#include <bits/stdc++.h>
#include <unistd.h>
using namespace std;
#define CLONE
mutex m;
int subproc(void*){
cout << "Start" << endl;
while(true){
vector<int>V;
//m.lock();
V.reserve(10);
//m.unlock();
for(int i=0;i<10;i++)
V.push_back(i);
}
}
int main(){
const unsigned int proc_num = 4;
const unsigned int stack_size = 16*1024*1024;
#if defined CLONE
for(int i=0;i<proc_num;i++)
clone(subproc, new char[stack_size]+stack_size, CLONE_VM, nullptr);
#elif defined THREADS
vector<thread>Vec;
for(int i=0;i<proc_num;i++)
Vec.push_back(thread(subproc, nullptr));
#endif
while(true)
sleep(1);
return 0;
}
When I compile this code with different #defines (CLONE
or THREADS
), program behaves differently.
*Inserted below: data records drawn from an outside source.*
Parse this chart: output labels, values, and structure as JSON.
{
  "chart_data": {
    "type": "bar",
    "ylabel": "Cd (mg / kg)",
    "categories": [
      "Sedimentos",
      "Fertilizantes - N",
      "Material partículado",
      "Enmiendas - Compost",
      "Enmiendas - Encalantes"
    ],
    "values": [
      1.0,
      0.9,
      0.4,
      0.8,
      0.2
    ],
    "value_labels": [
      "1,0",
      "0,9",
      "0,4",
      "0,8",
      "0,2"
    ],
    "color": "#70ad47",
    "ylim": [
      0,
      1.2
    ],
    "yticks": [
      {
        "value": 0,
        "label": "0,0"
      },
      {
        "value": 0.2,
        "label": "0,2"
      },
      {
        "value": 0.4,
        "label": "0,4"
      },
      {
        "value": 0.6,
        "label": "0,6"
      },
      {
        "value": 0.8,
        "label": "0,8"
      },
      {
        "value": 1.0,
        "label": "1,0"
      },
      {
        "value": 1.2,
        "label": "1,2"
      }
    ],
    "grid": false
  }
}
With CLONE
, child processes immediately crash (address sanitizer gives heap-use-after-free
error). When I use THREADS
, everything works as expected.
If I remove comments from mutexes, both versions work well, so the problem is about allocating memory for vector.
Why is that so? And is there a method to make CLONE version work (condition is that all processes should share memory)?